多かれ少なかれ日本にも共通点はあるかと思いますが、戒厳令が敷かれていた頃の台湾の田舎町、強烈な男尊女卑思想と厳しい教育、そしてそれに伴う容赦ない暴力など、見ていて「これ流石にひどすぎない?」と、フィクションとはいえ見てて辛くなる描写がたくさんありました。ただ、そういった冷酷に思えるキャラも、当時の台湾社会におけるスタンダードや、更に上の世代からの重圧を受けてきた結果の行動であることを、肯定はせずとも理解はしないといけません。
また離郷について、訳者あとがきにも書かれていたセクシャル・マイノリティとしての『離郷』と『帰郷』については、自身も同じ立場の者として深く共感した。帰郷はただの帰省ではなく、特に保守的な場所に帰る場合は、自分と自分の過去、そしてその地域との和解を求める行為であるのかもしれない。
Posted by ブクログ
またひとつすさまじく、すばらしく力強い物語に出会えた…。
台湾ではおととい鬼月がおわり、門が閉じたという。中元節の時分に出版社の方が紹介されていたこの本の装丁にひとめぼれし、『亡霊の地』(原題『鬼地方』)というタイトルに震えながら(ホラーが大好きだけど苦手なので)手に取った。
あとがきで知ったが、『台湾文学ブックカフェ プールサイド』の、「ぺちゃんこな いびつな まっすぐな」と同著者の著作であるとのこと。もう治っているけどたまにしくしくと痛むような、そんなたまらない小説。
何度もなんども、涙を流した。つらく苦しい思い出、いや思い出ではなく 記憶、忘れ去りたい過去、しかし自分を確かに形作った、その場所、故郷を忘れたい、そこから去りたい、もう戻ってくることもない。そう思わせた出来事。天宏が記憶に潜っていくなかでわたしもその傷を負い、嗚咽し、諦め、しかし愛し、追体験はとてもつらいものだった。つらい。ただつらい。けれど生きている。死のうとしたが、生きている。そしてここへ帰ってきた。
かれら一家は皆傷を背負い、しかし生きて、(ひとりは生き抜いて死に、)まだこの「亡霊の地」に縛りつけられている。去ったはずの、帰ってくるなといわれ送り出された彼も、引き寄せられるように戻ってきてしまう、故郷というにはあまりにも残酷な場所 現在の、実際の永靖と、フィクションの永靖がかさなり、呼応し、一方は消えて、また立ち現れ 幽鬼のように あとがき、訳者によるあとがきまで気を抜けない。しかし不思議に後味のよいさわやかな、なんだか軽くなるような…不思議な小説だった。
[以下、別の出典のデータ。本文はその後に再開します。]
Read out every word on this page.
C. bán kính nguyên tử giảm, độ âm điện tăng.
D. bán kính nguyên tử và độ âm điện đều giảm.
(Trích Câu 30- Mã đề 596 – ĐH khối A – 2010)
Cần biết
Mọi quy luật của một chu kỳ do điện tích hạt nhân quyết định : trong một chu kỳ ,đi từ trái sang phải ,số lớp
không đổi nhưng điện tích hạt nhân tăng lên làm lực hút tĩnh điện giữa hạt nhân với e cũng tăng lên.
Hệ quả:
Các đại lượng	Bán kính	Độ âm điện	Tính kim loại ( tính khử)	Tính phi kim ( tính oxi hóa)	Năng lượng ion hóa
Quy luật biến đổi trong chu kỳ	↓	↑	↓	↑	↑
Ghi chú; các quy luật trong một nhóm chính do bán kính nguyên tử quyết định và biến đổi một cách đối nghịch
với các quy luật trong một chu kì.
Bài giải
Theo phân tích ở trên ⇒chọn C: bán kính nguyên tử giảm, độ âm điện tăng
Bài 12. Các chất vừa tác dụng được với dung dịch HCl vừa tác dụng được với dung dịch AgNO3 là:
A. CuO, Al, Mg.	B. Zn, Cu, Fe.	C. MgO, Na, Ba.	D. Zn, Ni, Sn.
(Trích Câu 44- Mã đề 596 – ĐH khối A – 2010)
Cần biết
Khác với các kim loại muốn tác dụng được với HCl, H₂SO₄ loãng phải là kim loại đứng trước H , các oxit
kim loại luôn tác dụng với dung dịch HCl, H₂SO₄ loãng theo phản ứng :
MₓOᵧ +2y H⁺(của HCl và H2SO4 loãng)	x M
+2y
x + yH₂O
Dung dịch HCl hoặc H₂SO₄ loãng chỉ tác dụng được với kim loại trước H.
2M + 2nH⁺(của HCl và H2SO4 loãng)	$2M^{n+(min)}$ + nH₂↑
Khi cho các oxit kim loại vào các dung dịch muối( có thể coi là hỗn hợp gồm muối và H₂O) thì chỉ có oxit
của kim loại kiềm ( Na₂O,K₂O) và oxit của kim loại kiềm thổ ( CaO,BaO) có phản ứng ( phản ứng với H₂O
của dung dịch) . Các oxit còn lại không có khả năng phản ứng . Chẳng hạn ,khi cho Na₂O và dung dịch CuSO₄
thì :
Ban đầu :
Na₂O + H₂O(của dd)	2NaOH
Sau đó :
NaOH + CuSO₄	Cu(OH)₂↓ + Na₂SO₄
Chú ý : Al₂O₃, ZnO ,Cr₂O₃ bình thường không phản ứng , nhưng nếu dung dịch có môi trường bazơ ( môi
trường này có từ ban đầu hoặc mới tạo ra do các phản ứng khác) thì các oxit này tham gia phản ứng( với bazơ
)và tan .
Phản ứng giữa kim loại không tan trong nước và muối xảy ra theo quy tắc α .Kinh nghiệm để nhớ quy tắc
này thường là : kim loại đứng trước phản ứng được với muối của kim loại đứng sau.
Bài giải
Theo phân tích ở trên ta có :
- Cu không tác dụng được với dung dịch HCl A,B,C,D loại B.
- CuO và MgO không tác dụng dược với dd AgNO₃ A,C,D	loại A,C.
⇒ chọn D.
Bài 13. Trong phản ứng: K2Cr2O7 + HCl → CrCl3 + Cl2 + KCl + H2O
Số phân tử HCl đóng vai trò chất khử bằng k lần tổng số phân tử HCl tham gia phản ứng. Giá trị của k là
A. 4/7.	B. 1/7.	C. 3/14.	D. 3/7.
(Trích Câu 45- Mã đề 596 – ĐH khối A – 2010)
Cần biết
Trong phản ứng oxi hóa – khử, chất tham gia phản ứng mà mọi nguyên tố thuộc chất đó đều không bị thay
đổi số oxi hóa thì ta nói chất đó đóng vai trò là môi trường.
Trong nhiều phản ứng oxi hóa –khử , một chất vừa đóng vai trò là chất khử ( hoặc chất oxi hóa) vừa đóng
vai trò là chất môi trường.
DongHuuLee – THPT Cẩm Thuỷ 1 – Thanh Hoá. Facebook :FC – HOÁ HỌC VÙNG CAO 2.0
あっけらかんとした、最後のふたりがなんだか微笑ましく、恨みが、灰が連れ去ったはずのふたりが、寄り添い、しかし一方は死に…最後の二通の手紙は…もう…
時代が、といえばそれまでだけれど、
隣の島国の、私たちが望む未来、その輝かしい未来の過去に、確かに生きていた、そして命の限り生き抜いた人々がいたということ。
私たちは、私たちの場所を、土地を、「亡霊の地」と呼ばなくてもよいように、なにを守っていったらいいのか なにを残していけるのか。
母の母は、祖母は、母に呪いをかけた。女はこうであるべきだと。母は女の私に、その呪いをかけなかった。そのことを、呪いの連鎖を断ち切ってくれた、母を。となりで寝る母を思い、祝福と、呪いと、幸せと、泣かないで、という言葉を思う。
Posted by ブクログ
どこから感想を書けばいいかわからないくらい強烈な一作だった。アジアを舞台にしたマルケス的マジックリアリズム小説であり、主人公が一度は捨てた故郷に戻る帰郷小説であり、台湾の政治と社会の暗部を描いた社会派小説でもある。今までの人生で、こんな小説は読んだことがない。
この小説では、人間も亡霊も一緒になって自分の人生を語りだす。すると家族の秘密、辺境の村の閉塞性、そして政治のむごさが一つ一つ明かされていく。そんな展開をすんなりと受け入れてしまえるのは、台湾の鬼月、中元節という時期の魔力だろうと思う。
唯一難点を挙げるとすれば、主人公の恋人に関する言及はやや表層的というか、もう少し掘り下げてほしいと思った。「いかにも」な社会的理由が語られるが、若干消化不良だったのは否めない。
Posted by ブクログ
ちょっとこれはヤバいやつを読んでしまったのかもしれない。台湾出身の作者の描く、日本で言えば恐らく昭和後半から現代に至る(と思われる)台湾のとある地方における五女二男の子供とその父親、母親の“家族”とその周囲の人々による数十頁のモノローグが積み重なっていく形式で物語は進んでいく。
まずとにかく誰一人として幸せな人間がいない。そして、家族というどうにもならない存在がそれぞれに秘密を抱えて、積み重なり、次第にその重みに底が抜けて、様々な真実が明らかになっていく。
その余りの重苦しさに、最初の50ページでもう読むのやめようと思ったが、いつの間にかやめられなくなってしまっていた。濃厚すぎる台湾の情景描写と、執拗なまでのディティール描写で当時の時代感が鮮明に浮かび上がり、正直、田舎から出てきて、残してきた家族の重みを知る人々ほど読むのが辛くなるかもしれない。しかし、そこは徐々に物語をシラケさせない絶妙な塩梅の謎解きの面白さをちりばめることで、読み進めやすくなってくる。
個人的にはラストが狙いすぎた感があったので星4つとしたが、小説として体内に残るヤバさとしては文句なしに5つ星だ。
Posted by ブクログ
陳家七姉弟の今。
それぞれにそれぞれの問題を抱え、そこに至る過去は腹をわって語りきれず、互いを羨み、妬み、それでいて実は相手への責任を感じながら、言葉にできない幸せを望む。
家族って切っても切れず、嫌い!と言いながらも手をさしのべあってしまうよな。
ピーピー口喧嘩を始めた姉妹をみて、
「泣かないで」
って言われたって泣いてしまうわこんなの。